Les centres commerciaux sont tout aussi bondés que les galeries marchandes visitées plus tôt. Une fréquentation soutenue grâce aux différentes animations qu'ils mettent en place pour attirer un maximum de monde. Ils savent que les Algériens sortent le soir pendant le mois de Ramadhan, sans toujours savoir quoi faire. Les ascenseurs et escaliers sont en surcharge sous tout ce poids. Les différents magasins le sont tout autant. La musique diffusée dans les haut-parleurs est à peine audible. Différents lieux, différentes fréquentations. Les clients des centres commerciaux sont d'une classe sociale différente. Et ça se voit de suite! Beaucoup plus de personnes portent des sacs de vêtements neufs. «Mes enfants auront des vêtements neufs cette année, comme toutes les autres années», déclare Lyes, jeune papa de deux enfants. «Je ne veux pas les priver de ça, j'ai grandi comme ça, et je veux perpétuer cette tradition», explique le jeune cadre. «Je vais essayer d'économiser sur d'autres postes de dépense pour étaler l'impact de ces achats», finit-il. L'impact est tout de suite imaginable. Le moindre pantalon pour enfant est affiché à 3000 DA. Idem pour les chaussures. Les chemises et autres T-shirts commencent à 4000 DA. Ce qui donne 10 000 DA au minimum pour une tenue complète. À multiplier par autant d'enfants que comporte une famille. Les robes pour fillette commencent à 4000 DA, et tout autant pour les chaussures. À noter que ces prix représentent un prix d'entrée, d'autres articles sont affichés à des prix beaucoup plus élevés. Autant dire qu'il ne faut pas venir avec les poches vides ici pour faire plaisir à ses enfants. D'ailleurs, tout le monde parle d'acheter des affaires à ses enfants. Les adultes ne porteront-ils pas des vêtements neufs pour le prochain Aïd? «Je ne suis là que pour acheter des affaires à mes enfants, je m'en contenterai cette année», annonce Karima, mère de deux jeunes garçons.
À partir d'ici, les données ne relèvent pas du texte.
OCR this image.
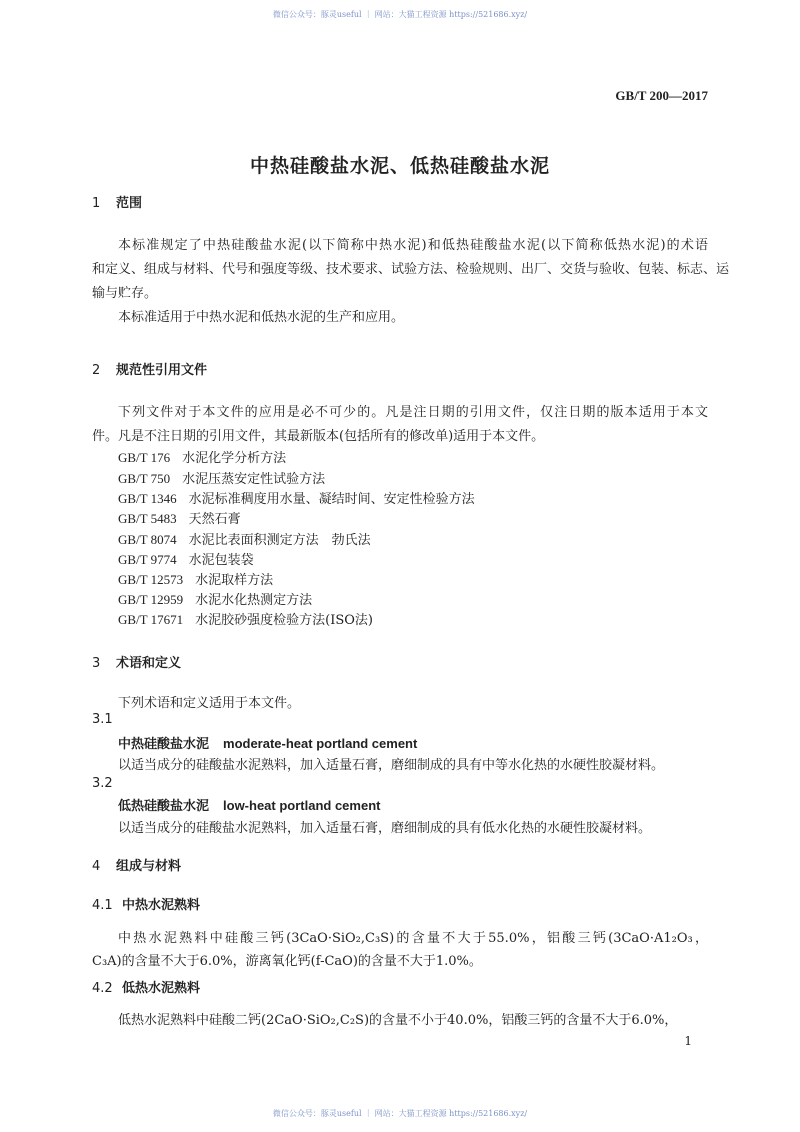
微信公众号：豚灵useful ｜ 网站：大猫工程资源 https://521686.xyz/
GB/T 200—2017
中热硅酸盐水泥、低热硅酸盐水泥
1 范围
本标准规定了中热硅酸盐水泥(以下简称中热水泥)和低热硅酸盐水泥(以下简称低热水泥)的术语
和定义、组成与材料、代号和强度等级、技术要求、试验方法、检验规则、出厂、交货与验收、包装、标志、运
输与贮存。
本标准适用于中热水泥和低热水泥的生产和应用。
2 规范性引用文件
下列文件对于本文件的应用是必不可少的。凡是注日期的引用文件，仅注日期的版本适用于本文
件。凡是不注日期的引用文件，其最新版本(包括所有的修改单)适用于本文件。
GB/T 176 水泥化学分析方法
GB/T 750 水泥压蒸安定性试验方法
GB/T 1346 水泥标准稠度用水量、凝结时间、安定性检验方法
GB/T 5483 天然石膏
GB/T 8074 水泥比表面积测定方法　勃氏法
GB/T 9774 水泥包装袋
GB/T 12573 水泥取样方法
GB/T 12959 水泥水化热测定方法
GB/T 17671 水泥胶砂强度检验方法(ISO法)
3 术语和定义
下列术语和定义适用于本文件。
3.1
中热硅酸盐水泥 moderate-heat portland cement
以适当成分的硅酸盐水泥熟料，加入适量石膏，磨细制成的具有中等水化热的水硬性胶凝材料。
3.2
低热硅酸盐水泥 low-heat portland cement
以适当成分的硅酸盐水泥熟料，加入适量石膏，磨细制成的具有低水化热的水硬性胶凝材料。
4 组成与材料
4.1 中热水泥熟料
中热水泥熟料中硅酸三钙(3CaO·SiO₂,C₃S)的含量不大于55.0%，铝酸三钙(3CaO·A1₂O₃，
C₃A)的含量不大于6.0%，游离氧化钙(f-CaO)的含量不大于1.0%。
4.2 低热水泥熟料
低热水泥熟料中硅酸二钙(2CaO·SiO₂,C₂S)的含量不小于40.0%，铝酸三钙的含量不大于6.0%，
1
微信公众号：豚灵useful ｜ 网站：大猫工程资源 https://521686.xyz/
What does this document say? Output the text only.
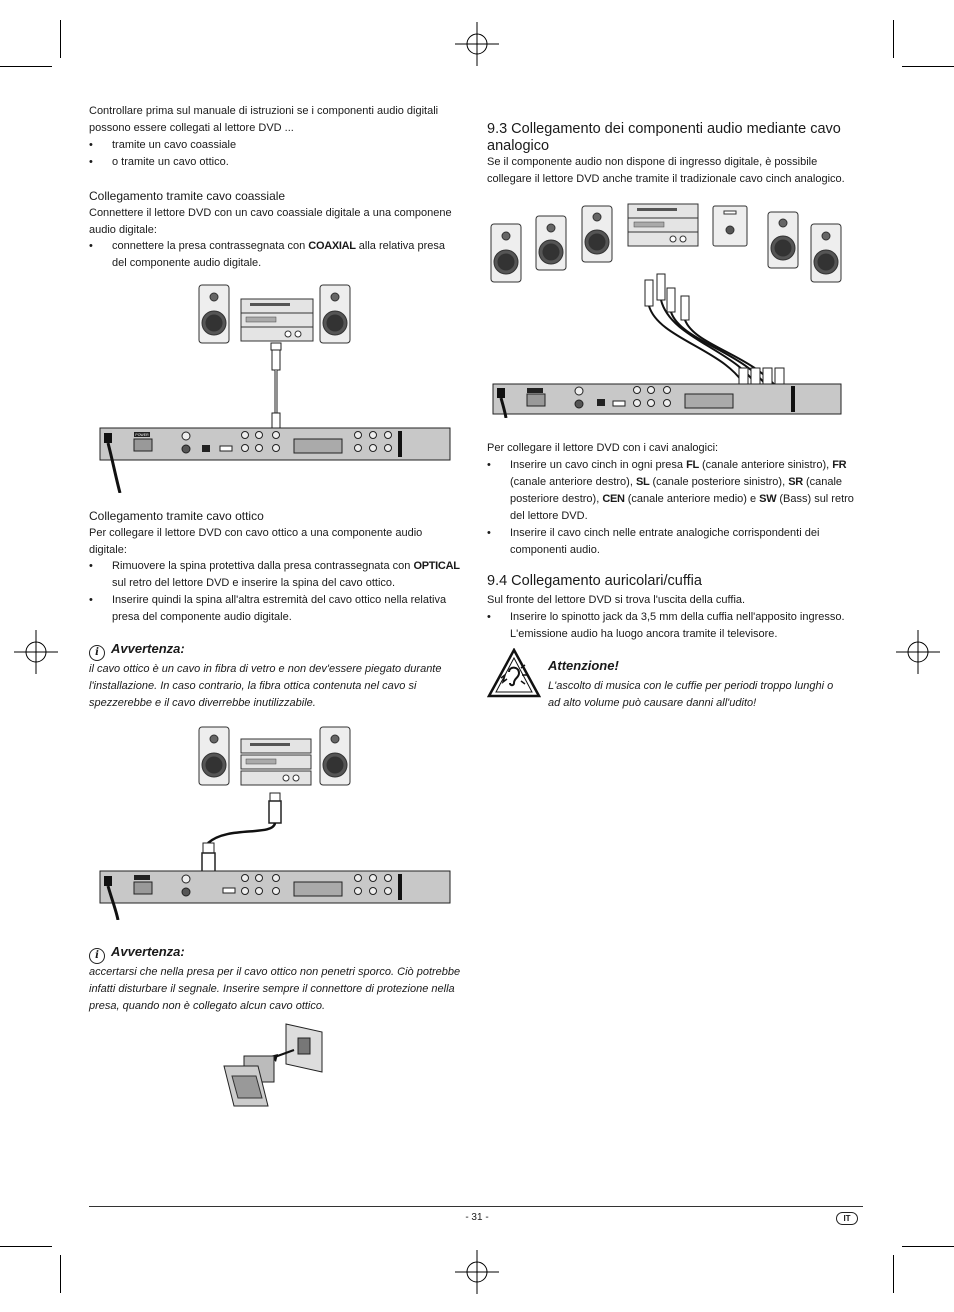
Controllare prima sul manuale di istruzioni se i componenti audio digitali possono essere collegati al lettore DVD ...
• tramite un cavo coassiale
• o tramite un cavo ottico.
Collegamento tramite cavo coassiale
Connettere il lettore DVD con un cavo coassiale digitale a una componene audio digitale:
• connettere la presa contrassegnata con COAXIAL alla relativa presa del componente audio digitale.
POWER
Collegamento tramite cavo ottico
Per collegare il lettore DVD con cavo ottico a una componente audio digitale:
• Rimuovere la spina protettiva dalla presa contrassegnata con OPTICAL sul retro del lettore DVD e inserire la spina del cavo ottico.
• Inserire quindi la spina all'altra estremità del cavo ottico nella relativa presa del componente audio digitale.
i Avvertenza:
il cavo ottico è un cavo in fibra di vetro e non dev'essere piegato durante l'installazione. In caso contrario, la fibra ottica contenuta nel cavo si spezzerebbe e il cavo diverrebbe inutilizzabile.
i Avvertenza:
accertarsi che nella presa per il cavo ottico non penetri sporco. Ciò potrebbe infatti disturbare il segnale. Inserire sempre il connettore di protezione nella presa, quando non è collegato alcun cavo ottico.
9.3 Collegamento dei componenti audio mediante cavo analogico
Se il componente audio non dispone di ingresso digitale, è possibile collegare il lettore DVD anche tramite il tradizionale cavo cinch analogico.
Per collegare il lettore DVD con i cavi analogici:
• Inserire un cavo cinch in ogni presa FL (canale anteriore sinistro), FR (canale anteriore destro), SL (canale posteriore sinistro), SR (canale posteriore destro), CEN (canale anteriore medio) e SW (Bass) sul retro del lettore DVD.
• Inserire il cavo cinch nelle entrate analogiche corrispondenti dei componenti audio.
9.4 Collegamento auricolari/cuffia
Sul fronte del lettore DVD si trova l'uscita della cuffia.
• Inserire lo spinotto jack da 3,5 mm della cuffia nell'apposito ingresso. L'emissione audio ha luogo ancora tramite il televisore.
Attenzione!
L'ascolto di musica con le cuffie per periodi troppo lunghi o ad alto volume può causare danni all'udito!
- 31 -	IT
Tout porte à croire que peu d'adultes auront des habits neufs le prochain Aïd. «ça ne m'empêchera pas d'être sur mon 31 ce jour-là», plaisante-t-elle. «L'essentiel des ventes se fait au rayon enfants», explique Nassim, 26 ans, vendeur dans une grande enseigne. «On enregistre pas mal de ventes, mais le rayon adulte est déserté», explique-t-il. Certains jeunes adultes se font quand même plaisir. «Je n'ai pas d'autres dépenses, vu que je ne suis pas marié», dit Yacine, non sans sarcasme. «En plus, c'est le paternel qui régale», ajoute-t-il. «J'achète régulièrement des vêtements, c'est juste une autre occasion d'acheter des choses qui me plaisent», ajoute Yasmine, qui fait partie du groupe de Yacine. La crise est ressentie par tout le monde, ou presque.
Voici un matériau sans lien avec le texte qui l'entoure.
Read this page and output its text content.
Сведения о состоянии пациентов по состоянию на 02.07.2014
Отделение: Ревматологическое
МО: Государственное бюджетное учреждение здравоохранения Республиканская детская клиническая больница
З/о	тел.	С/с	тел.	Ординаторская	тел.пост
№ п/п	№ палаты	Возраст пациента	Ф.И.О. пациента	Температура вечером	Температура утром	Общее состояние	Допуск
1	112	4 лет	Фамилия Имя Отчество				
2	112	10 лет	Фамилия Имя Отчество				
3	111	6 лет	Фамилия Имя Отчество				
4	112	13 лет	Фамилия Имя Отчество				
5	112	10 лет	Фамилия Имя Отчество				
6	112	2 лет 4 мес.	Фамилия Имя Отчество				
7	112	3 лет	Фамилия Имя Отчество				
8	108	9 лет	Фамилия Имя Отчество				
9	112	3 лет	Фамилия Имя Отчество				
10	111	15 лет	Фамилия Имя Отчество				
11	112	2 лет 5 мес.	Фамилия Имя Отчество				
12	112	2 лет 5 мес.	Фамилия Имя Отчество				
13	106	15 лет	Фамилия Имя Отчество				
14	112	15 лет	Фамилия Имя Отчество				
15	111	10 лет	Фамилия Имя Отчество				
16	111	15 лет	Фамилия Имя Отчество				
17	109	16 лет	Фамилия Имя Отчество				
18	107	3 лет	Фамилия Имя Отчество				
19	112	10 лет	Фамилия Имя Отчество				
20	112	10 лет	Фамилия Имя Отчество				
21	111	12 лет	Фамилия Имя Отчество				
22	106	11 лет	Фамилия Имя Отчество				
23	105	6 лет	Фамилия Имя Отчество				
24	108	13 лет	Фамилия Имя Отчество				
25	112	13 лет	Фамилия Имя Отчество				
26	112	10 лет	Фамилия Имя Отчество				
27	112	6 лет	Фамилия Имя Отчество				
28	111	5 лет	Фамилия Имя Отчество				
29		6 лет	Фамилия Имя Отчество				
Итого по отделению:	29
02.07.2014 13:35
On n'achète pas de vêtements algériens, quelle que soit la classe sociale à laquelle on appartient. Même si on est armé de beaucoup de volonté et de bons sentiments, il reste ardu de s'habiller algérien. Le prêt-à-porter local est tout simplement introuvable. Ceci est aussi bien le cas dans les galeries populaires que dans les centres commerciaux les plus huppés de la capitale. Quel dommage! La concurrence des produits importés n'est pas un argument acceptable. Il n'y a pas une seule catégorie de vêtements. Une spécialisation dans l'une d'elles est possible. Cela peut être le prêt-à-porter de qualité supérieure, ou les sous-vêtements, ou quoi que ce soit d'autre. Peu importe. Le produit algérien est orphelin de textiles. La grande majorité des vêtements que portent les Algériens est fabriquée en Turquie ou au Bangladesh. La Tunisie fut un grand fournisseur dans le temps, mais ses parts de marché ont bien été grignotées par les mastodontes actuels du textile. Même les vêtements traditionnels sont désormais importés, à l'image de la robe d'intérieur emblématique d'Afrique du Nord, la djebba. Rien ne sert d'essayer de regarder du côté des chaussures, bien que Districh distribue des chaussures d'excellente qualité fabriquées en cuir algérien. Les vestes et blousons en cuir algérien n'ont rien à envier non plus aux produits de même catégorie qui sont importés. On ne les trouve pourtant que de façon anecdotique, et ils ne sont vendus presque que par leurs producteurs. Où se situe le problème? Problème de distribution? Problème de qualité? De prix de revient? Il est indispensable de trouver ce problème et d'y remédier. L'habillement fait partie des dépenses incompressibles d'un ménage. Autant que ces dépenses soient faites au profit des produits locaux.